Monitoring cluster utilization#

Data Science & AI Workbench enables you to monitor cluster resource usage in terms of CPU, memory, disk space, network and GPU utilization.

To access the Operations Center:

  1. Log in to Workbench, select the Menu icon icon in the top right corner and click the Administrative Console link displayed at the bottom of the slide out window.

  2. Click Manage Resources.

  3. Login to the Operations Center using the Administrator credentials configured after installation

Total cluster resource utilization#

The Dashboard tab in the Operations Center displays the total CPU and Memory utilize aggregated across all nodes (master and worker) nodes in the Workbench cluster.

Monitoring dashboard#

  1. Click Monitoring in the menu on the left.

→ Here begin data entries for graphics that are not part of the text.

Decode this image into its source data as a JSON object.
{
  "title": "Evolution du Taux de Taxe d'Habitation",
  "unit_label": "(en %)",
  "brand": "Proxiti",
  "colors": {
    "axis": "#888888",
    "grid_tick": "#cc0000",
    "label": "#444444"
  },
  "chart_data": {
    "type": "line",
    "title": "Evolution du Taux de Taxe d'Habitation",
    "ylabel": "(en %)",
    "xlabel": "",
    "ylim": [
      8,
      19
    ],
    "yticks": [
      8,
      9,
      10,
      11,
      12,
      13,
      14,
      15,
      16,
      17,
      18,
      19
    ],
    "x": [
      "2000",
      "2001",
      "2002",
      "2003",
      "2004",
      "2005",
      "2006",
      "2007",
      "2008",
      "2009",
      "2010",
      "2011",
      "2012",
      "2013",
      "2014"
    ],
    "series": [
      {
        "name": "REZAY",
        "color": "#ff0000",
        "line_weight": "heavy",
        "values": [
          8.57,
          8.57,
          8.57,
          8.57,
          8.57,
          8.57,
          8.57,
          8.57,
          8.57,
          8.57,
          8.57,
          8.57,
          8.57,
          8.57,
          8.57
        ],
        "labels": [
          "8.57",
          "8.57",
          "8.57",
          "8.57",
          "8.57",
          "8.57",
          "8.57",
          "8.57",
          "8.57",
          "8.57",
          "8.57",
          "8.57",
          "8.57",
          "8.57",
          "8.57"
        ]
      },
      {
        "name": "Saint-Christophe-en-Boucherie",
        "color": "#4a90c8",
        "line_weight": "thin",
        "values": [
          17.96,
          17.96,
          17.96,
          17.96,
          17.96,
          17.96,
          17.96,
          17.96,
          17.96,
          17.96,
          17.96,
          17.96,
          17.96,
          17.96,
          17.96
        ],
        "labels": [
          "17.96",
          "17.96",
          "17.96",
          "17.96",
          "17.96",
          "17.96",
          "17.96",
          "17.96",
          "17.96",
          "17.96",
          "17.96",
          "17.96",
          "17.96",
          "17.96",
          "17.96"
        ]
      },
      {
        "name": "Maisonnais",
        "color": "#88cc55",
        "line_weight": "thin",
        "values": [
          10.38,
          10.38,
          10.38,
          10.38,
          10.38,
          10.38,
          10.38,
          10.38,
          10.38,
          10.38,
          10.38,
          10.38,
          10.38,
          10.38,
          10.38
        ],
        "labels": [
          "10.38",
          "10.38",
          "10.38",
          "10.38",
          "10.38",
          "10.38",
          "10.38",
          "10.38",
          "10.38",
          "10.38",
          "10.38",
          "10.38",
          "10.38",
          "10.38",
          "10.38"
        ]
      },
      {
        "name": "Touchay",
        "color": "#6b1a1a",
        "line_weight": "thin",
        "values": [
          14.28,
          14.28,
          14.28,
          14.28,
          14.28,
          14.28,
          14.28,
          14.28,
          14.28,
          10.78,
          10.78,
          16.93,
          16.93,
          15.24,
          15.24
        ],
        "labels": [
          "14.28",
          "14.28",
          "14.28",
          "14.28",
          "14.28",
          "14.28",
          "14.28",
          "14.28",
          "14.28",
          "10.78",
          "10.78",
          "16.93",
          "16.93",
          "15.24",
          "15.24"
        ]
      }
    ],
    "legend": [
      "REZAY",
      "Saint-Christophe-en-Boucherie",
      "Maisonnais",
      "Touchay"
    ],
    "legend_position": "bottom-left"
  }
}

The graphs displayed include the following:

  • Overall Cluster CPU Usage

  • CPU Usage by Node

  • Individual CPU Usage

  • Overall Cluster Memory Usage

  • Memory Usage by Node

  • Individual Node Memory Usage

  • Overall Cluster Network Usage

  • Network Usage by Node

  • Individual Node Network Usage

  • Overall Cluster Filesystem Usage

  • Filesystem Usage by Node

  • Individual Filesystem Usage

Use the control in the upper right corner to specify the range of time for which you want to view usage information, and how often you want to refresh the results.

Monitoring Kubernetes#

To view the status of your Kubernetes nodes, pods, services, jobs, daemon sets and deployments from the Operations Center, click Kubernetes in the menu on the left and select Pods.

See Monitoring sessions and deployments for more information.

To view the status or progress of a cluster installation, click Operations in the menu on the left, and select an operation in the list. Clicking on a specific operation switches to the Logs view, where you can also view logs based on container or pod.